子どもというには成熟しすぎて、大人というには純粋すぎるマコトくらいの年齢の子たちと交流することなんて、社会人になってからなくて……そういう人種が集まるバーで話しかけられたときはただただ驚いた。
けれど、顔を合わせ何度か話していくうちに彼の醸し出す雰囲気が優しく俺を包んでくれることを心地よく感じていた。
だからだろうか……マコトが、身体の関係をほのめかしてきたとき、何を言っているか解らなかった。それが何を表すのか、どういったことになるのか解らないまま、彼に促され身体をつなげた。

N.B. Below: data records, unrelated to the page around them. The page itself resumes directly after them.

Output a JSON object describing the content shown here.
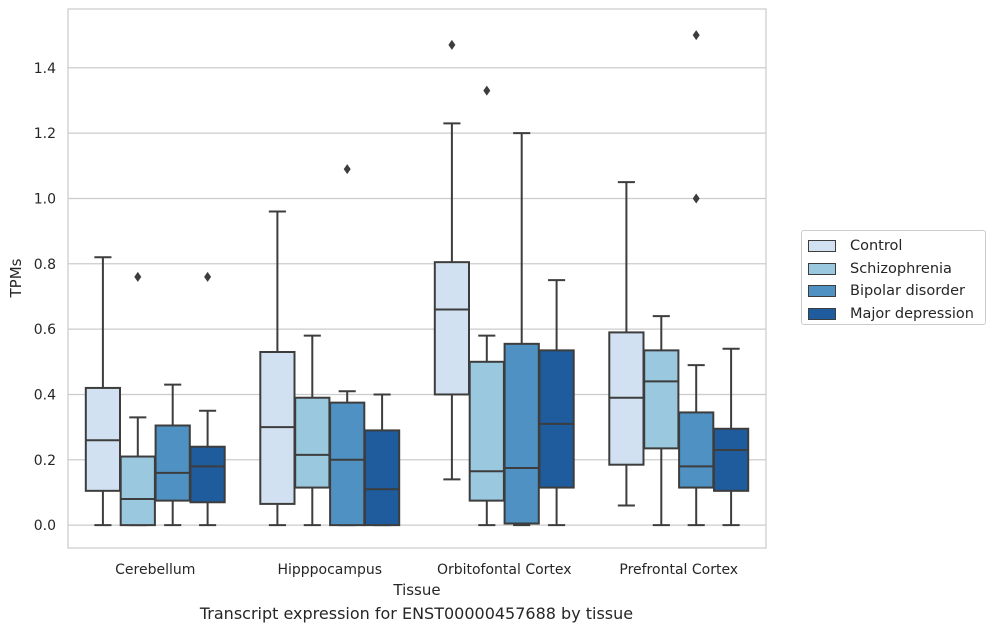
{
  "caption": "Transcript expression for ENST00000457688 by tissue",
  "chart_data": {
    "type": "box",
    "title": "",
    "xlabel": "Tissue",
    "ylabel": "TPMs",
    "ylim": [
      -0.07,
      1.58
    ],
    "yticks": [
      "0.0",
      "0.2",
      "0.4",
      "0.6",
      "0.8",
      "1.0",
      "1.2",
      "1.4"
    ],
    "grid": "horizontal",
    "legend_position": "right",
    "categories": [
      "Cerebellum",
      "Hipppocampus",
      "Orbitofontal Cortex",
      "Prefrontal Cortex"
    ],
    "series": [
      {
        "name": "Control",
        "color": "#d1e1f1",
        "boxes": [
          {
            "whislo": 0.0,
            "q1": 0.105,
            "med": 0.26,
            "q3": 0.42,
            "whishi": 0.82,
            "fliers": []
          },
          {
            "whislo": 0.0,
            "q1": 0.065,
            "med": 0.3,
            "q3": 0.53,
            "whishi": 0.96,
            "fliers": []
          },
          {
            "whislo": 0.14,
            "q1": 0.4,
            "med": 0.66,
            "q3": 0.805,
            "whishi": 1.23,
            "fliers": [
              1.47
            ]
          },
          {
            "whislo": 0.06,
            "q1": 0.185,
            "med": 0.39,
            "q3": 0.59,
            "whishi": 1.05,
            "fliers": []
          }
        ]
      },
      {
        "name": "Schizophrenia",
        "color": "#9ac8df",
        "boxes": [
          {
            "whislo": 0.0,
            "q1": 0.0,
            "med": 0.08,
            "q3": 0.21,
            "whishi": 0.33,
            "fliers": [
              0.76
            ]
          },
          {
            "whislo": 0.0,
            "q1": 0.115,
            "med": 0.215,
            "q3": 0.39,
            "whishi": 0.58,
            "fliers": []
          },
          {
            "whislo": 0.0,
            "q1": 0.075,
            "med": 0.165,
            "q3": 0.5,
            "whishi": 0.58,
            "fliers": [
              1.33
            ]
          },
          {
            "whislo": 0.0,
            "q1": 0.235,
            "med": 0.44,
            "q3": 0.535,
            "whishi": 0.64,
            "fliers": []
          }
        ]
      },
      {
        "name": "Bipolar disorder",
        "color": "#4e91c2",
        "boxes": [
          {
            "whislo": 0.0,
            "q1": 0.075,
            "med": 0.16,
            "q3": 0.305,
            "whishi": 0.43,
            "fliers": []
          },
          {
            "whislo": 0.0,
            "q1": 0.0,
            "med": 0.2,
            "q3": 0.375,
            "whishi": 0.41,
            "fliers": [
              1.09
            ]
          },
          {
            "whislo": 0.0,
            "q1": 0.005,
            "med": 0.175,
            "q3": 0.555,
            "whishi": 1.2,
            "fliers": []
          },
          {
            "whislo": 0.0,
            "q1": 0.115,
            "med": 0.18,
            "q3": 0.345,
            "whishi": 0.49,
            "fliers": [
              1.0,
              1.5
            ]
          }
        ]
      },
      {
        "name": "Major depression",
        "color": "#1e5c9e",
        "boxes": [
          {
            "whislo": 0.0,
            "q1": 0.07,
            "med": 0.18,
            "q3": 0.24,
            "whishi": 0.35,
            "fliers": [
              0.76
            ]
          },
          {
            "whislo": 0.0,
            "q1": 0.0,
            "med": 0.11,
            "q3": 0.29,
            "whishi": 0.4,
            "fliers": []
          },
          {
            "whislo": 0.0,
            "q1": 0.115,
            "med": 0.31,
            "q3": 0.535,
            "whishi": 0.75,
            "fliers": []
          },
          {
            "whislo": 0.0,
            "q1": 0.105,
            "med": 0.23,
            "q3": 0.295,
            "whishi": 0.54,
            "fliers": []
          }
        ]
      }
    ]
  }
}
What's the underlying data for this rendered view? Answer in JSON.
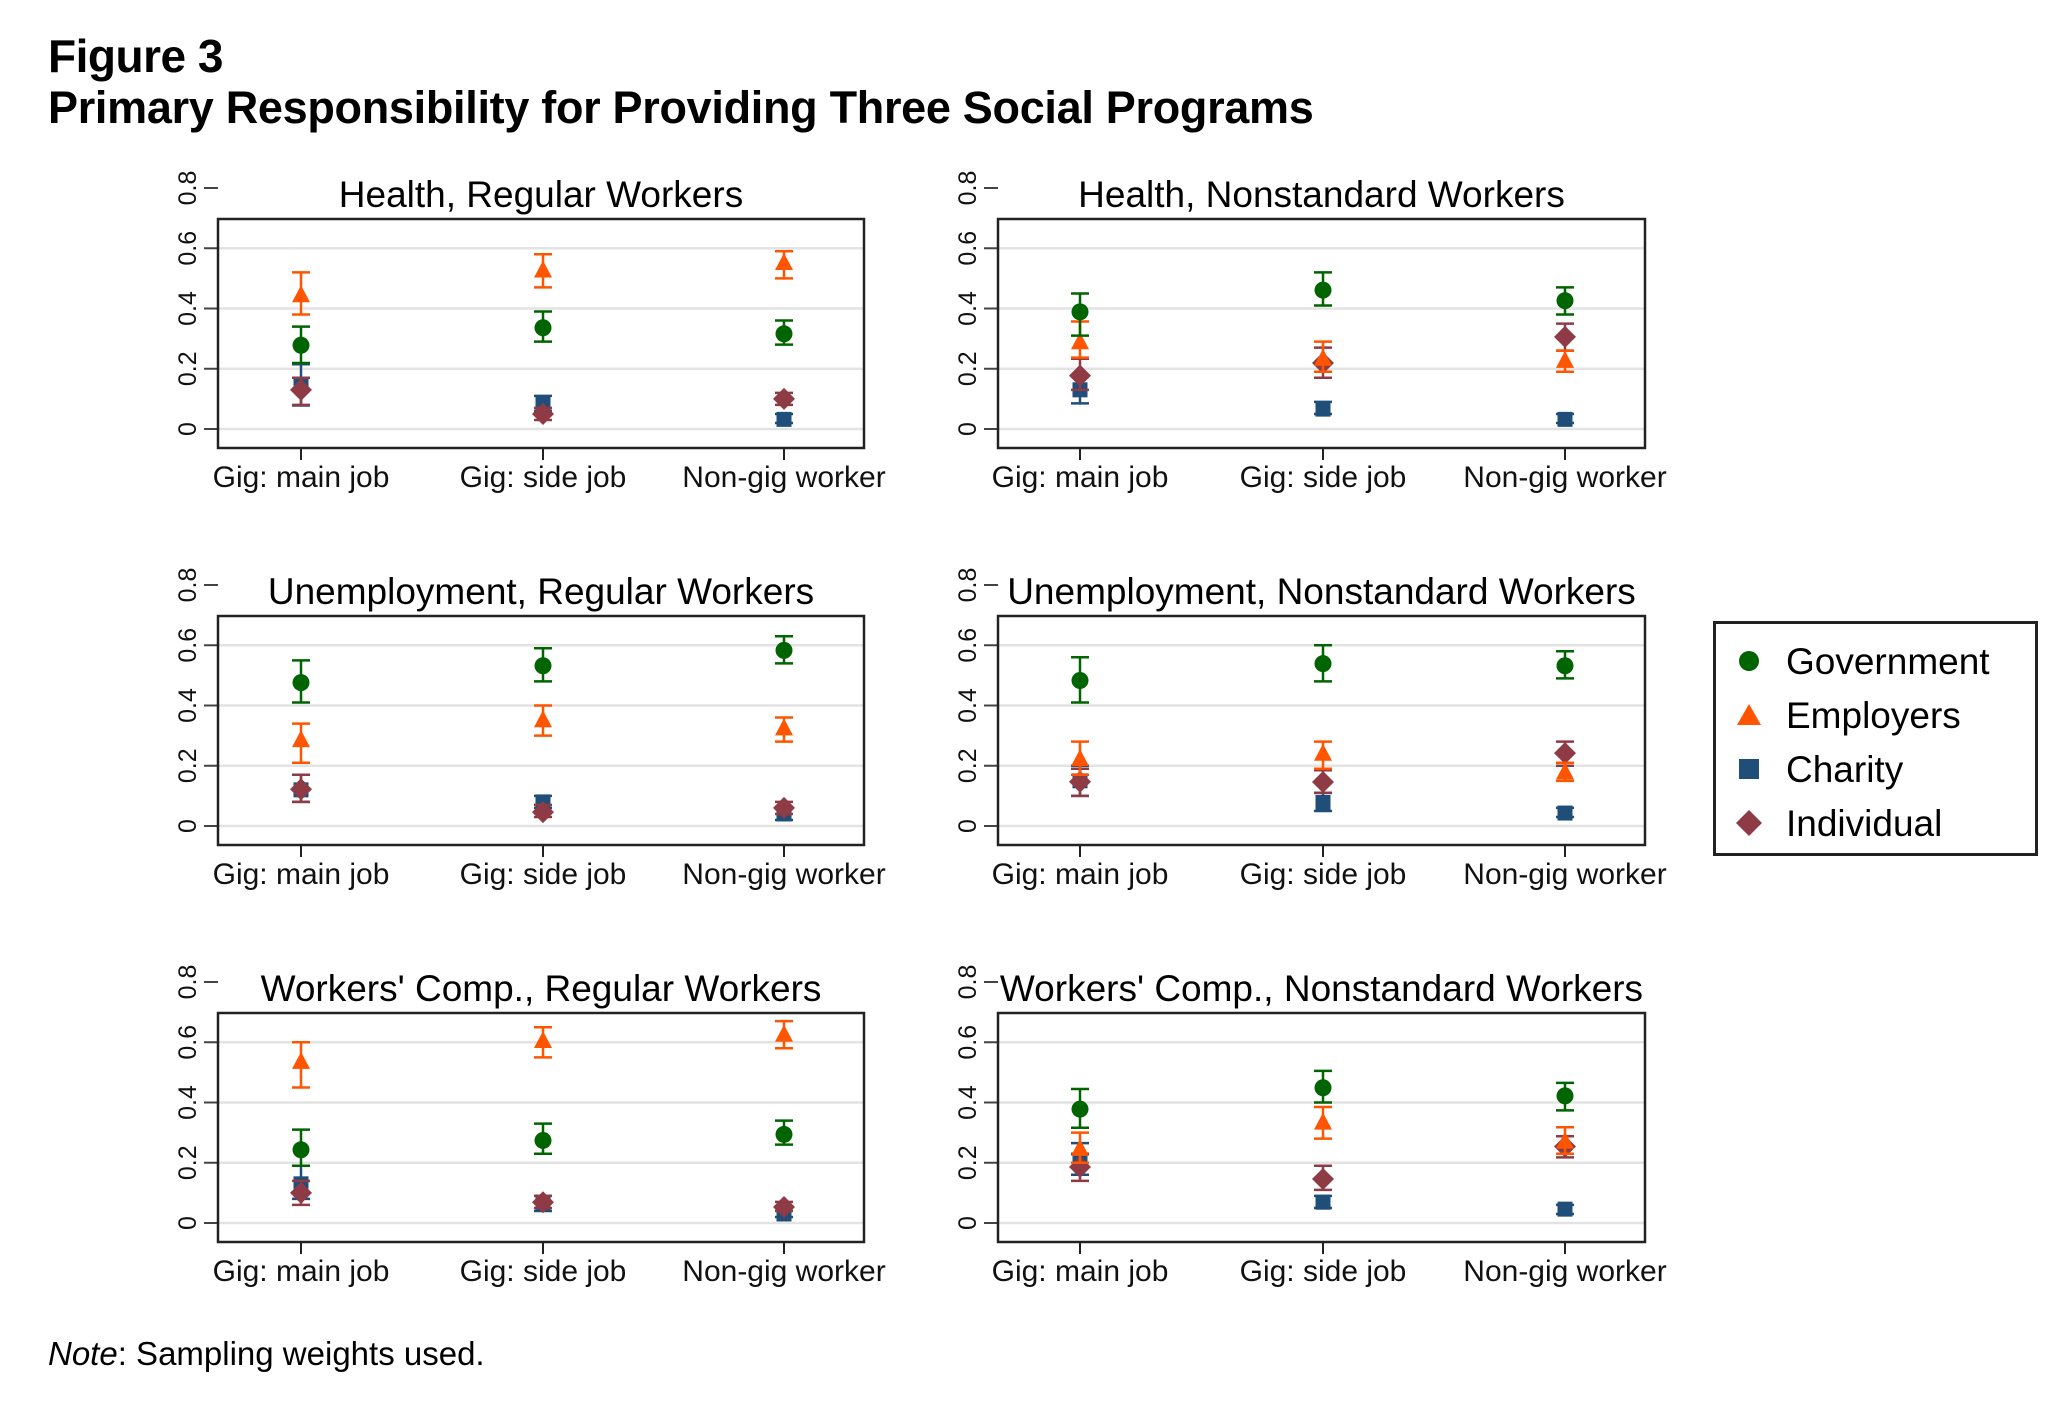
{
  "figure": {
    "label": "Figure 3",
    "title": "Primary Responsibility for Providing Three Social Programs",
    "note_prefix": "Note",
    "note_text": ": Sampling weights used."
  },
  "chart_data": {
    "type": "scatter",
    "subtype": "dot-plot-with-confidence-intervals",
    "title": "Primary Responsibility for Providing Three Social Programs",
    "categories": [
      "Gig: main job",
      "Gig: side job",
      "Non-gig worker"
    ],
    "yticks": [
      0,
      0.2,
      0.4,
      0.6,
      0.8
    ],
    "ytick_labels": [
      "0",
      "0.2",
      "0.4",
      "0.6",
      "0.8"
    ],
    "ylim": [
      -0.1,
      0.88
    ],
    "grid": true,
    "legend": {
      "placement": "right",
      "entries": [
        {
          "name": "Government",
          "symbol": "circle",
          "color": "#006400"
        },
        {
          "name": "Employers",
          "symbol": "triangle",
          "color": "#ff5500"
        },
        {
          "name": "Charity",
          "symbol": "square",
          "color": "#1f4e79"
        },
        {
          "name": "Individual",
          "symbol": "diamond",
          "color": "#8f3b46"
        }
      ]
    },
    "panels": [
      {
        "title": "Health, Regular Workers",
        "series": [
          {
            "name": "Government",
            "values": [
              0.278,
              0.336,
              0.316
            ],
            "lo": [
              0.219,
              0.29,
              0.28
            ],
            "hi": [
              0.34,
              0.39,
              0.36
            ]
          },
          {
            "name": "Employers",
            "values": [
              0.444,
              0.526,
              0.551
            ],
            "lo": [
              0.38,
              0.47,
              0.5
            ],
            "hi": [
              0.52,
              0.58,
              0.59
            ]
          },
          {
            "name": "Charity",
            "values": [
              0.145,
              0.087,
              0.032
            ],
            "lo": [
              0.078,
              0.06,
              0.02
            ],
            "hi": [
              0.215,
              0.11,
              0.05
            ]
          },
          {
            "name": "Individual",
            "values": [
              0.13,
              0.05,
              0.1
            ],
            "lo": [
              0.08,
              0.03,
              0.08
            ],
            "hi": [
              0.17,
              0.07,
              0.12
            ]
          }
        ]
      },
      {
        "title": "Health, Nonstandard Workers",
        "series": [
          {
            "name": "Government",
            "values": [
              0.389,
              0.461,
              0.426
            ],
            "lo": [
              0.31,
              0.41,
              0.38
            ],
            "hi": [
              0.45,
              0.52,
              0.47
            ]
          },
          {
            "name": "Employers",
            "values": [
              0.288,
              0.233,
              0.226
            ],
            "lo": [
              0.237,
              0.19,
              0.19
            ],
            "hi": [
              0.357,
              0.29,
              0.26
            ]
          },
          {
            "name": "Charity",
            "values": [
              0.13,
              0.066,
              0.032
            ],
            "lo": [
              0.085,
              0.05,
              0.02
            ],
            "hi": [
              0.18,
              0.09,
              0.05
            ]
          },
          {
            "name": "Individual",
            "values": [
              0.177,
              0.219,
              0.306
            ],
            "lo": [
              0.13,
              0.17,
              0.26
            ],
            "hi": [
              0.233,
              0.27,
              0.35
            ]
          }
        ]
      },
      {
        "title": "Unemployment, Regular Workers",
        "series": [
          {
            "name": "Government",
            "values": [
              0.476,
              0.532,
              0.583
            ],
            "lo": [
              0.41,
              0.48,
              0.54
            ],
            "hi": [
              0.55,
              0.59,
              0.63
            ]
          },
          {
            "name": "Employers",
            "values": [
              0.285,
              0.351,
              0.324
            ],
            "lo": [
              0.21,
              0.3,
              0.28
            ],
            "hi": [
              0.34,
              0.4,
              0.36
            ]
          },
          {
            "name": "Charity",
            "values": [
              0.12,
              0.08,
              0.04
            ],
            "lo": [
              0.08,
              0.06,
              0.02
            ],
            "hi": [
              0.17,
              0.1,
              0.06
            ]
          },
          {
            "name": "Individual",
            "values": [
              0.122,
              0.046,
              0.06
            ],
            "lo": [
              0.08,
              0.03,
              0.04
            ],
            "hi": [
              0.17,
              0.07,
              0.08
            ]
          }
        ]
      },
      {
        "title": "Unemployment, Nonstandard Workers",
        "series": [
          {
            "name": "Government",
            "values": [
              0.483,
              0.539,
              0.532
            ],
            "lo": [
              0.41,
              0.48,
              0.49
            ],
            "hi": [
              0.56,
              0.6,
              0.58
            ]
          },
          {
            "name": "Employers",
            "values": [
              0.222,
              0.24,
              0.178
            ],
            "lo": [
              0.17,
              0.19,
              0.15
            ],
            "hi": [
              0.28,
              0.28,
              0.21
            ]
          },
          {
            "name": "Charity",
            "values": [
              0.15,
              0.078,
              0.043
            ],
            "lo": [
              0.1,
              0.05,
              0.03
            ],
            "hi": [
              0.2,
              0.11,
              0.06
            ]
          },
          {
            "name": "Individual",
            "values": [
              0.147,
              0.146,
              0.242
            ],
            "lo": [
              0.1,
              0.11,
              0.2
            ],
            "hi": [
              0.19,
              0.185,
              0.28
            ]
          }
        ]
      },
      {
        "title": "Workers' Comp., Regular Workers",
        "series": [
          {
            "name": "Government",
            "values": [
              0.243,
              0.274,
              0.294
            ],
            "lo": [
              0.19,
              0.23,
              0.26
            ],
            "hi": [
              0.31,
              0.33,
              0.34
            ]
          },
          {
            "name": "Employers",
            "values": [
              0.535,
              0.604,
              0.625
            ],
            "lo": [
              0.45,
              0.55,
              0.58
            ],
            "hi": [
              0.6,
              0.65,
              0.67
            ]
          },
          {
            "name": "Charity",
            "values": [
              0.13,
              0.065,
              0.03
            ],
            "lo": [
              0.08,
              0.04,
              0.02
            ],
            "hi": [
              0.19,
              0.09,
              0.05
            ]
          },
          {
            "name": "Individual",
            "values": [
              0.1,
              0.069,
              0.053
            ],
            "lo": [
              0.06,
              0.05,
              0.04
            ],
            "hi": [
              0.14,
              0.09,
              0.07
            ]
          }
        ]
      },
      {
        "title": "Workers' Comp., Nonstandard Workers",
        "series": [
          {
            "name": "Government",
            "values": [
              0.378,
              0.449,
              0.422
            ],
            "lo": [
              0.316,
              0.4,
              0.374
            ],
            "hi": [
              0.445,
              0.505,
              0.465
            ]
          },
          {
            "name": "Employers",
            "values": [
              0.246,
              0.333,
              0.27
            ],
            "lo": [
              0.2,
              0.28,
              0.23
            ],
            "hi": [
              0.3,
              0.385,
              0.318
            ]
          },
          {
            "name": "Charity",
            "values": [
              0.21,
              0.069,
              0.046
            ],
            "lo": [
              0.16,
              0.05,
              0.03
            ],
            "hi": [
              0.265,
              0.09,
              0.06
            ]
          },
          {
            "name": "Individual",
            "values": [
              0.186,
              0.146,
              0.254
            ],
            "lo": [
              0.14,
              0.11,
              0.218
            ],
            "hi": [
              0.23,
              0.19,
              0.288
            ]
          }
        ]
      }
    ]
  }
}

そして、そのまま……おれの傍に居てくれるようになった、マコト。
それがあまりに自然すぎて、俺はそのままカギを彼に渡した。
そうすることが、あまりに自然で当然のことのように感じたからだ。
そのカギが、3日前家のテーブルの上にあった。
最初は、マコトが忘れていったのではないかと思った。何かの間違いではないかとも思った。
だが、マコトは俺の家のカギをキーケースに入れていた。このカギだけがあることは……。
そう思うと落ち着かない気持ちになった。
「……ヒロキ…大丈夫か?」
また、集中を欠いている俺に動機のマサキが心配そうに話しかけてくる。
そのまっすぐな瞳が好きだったなぁ、とぼんやり思った。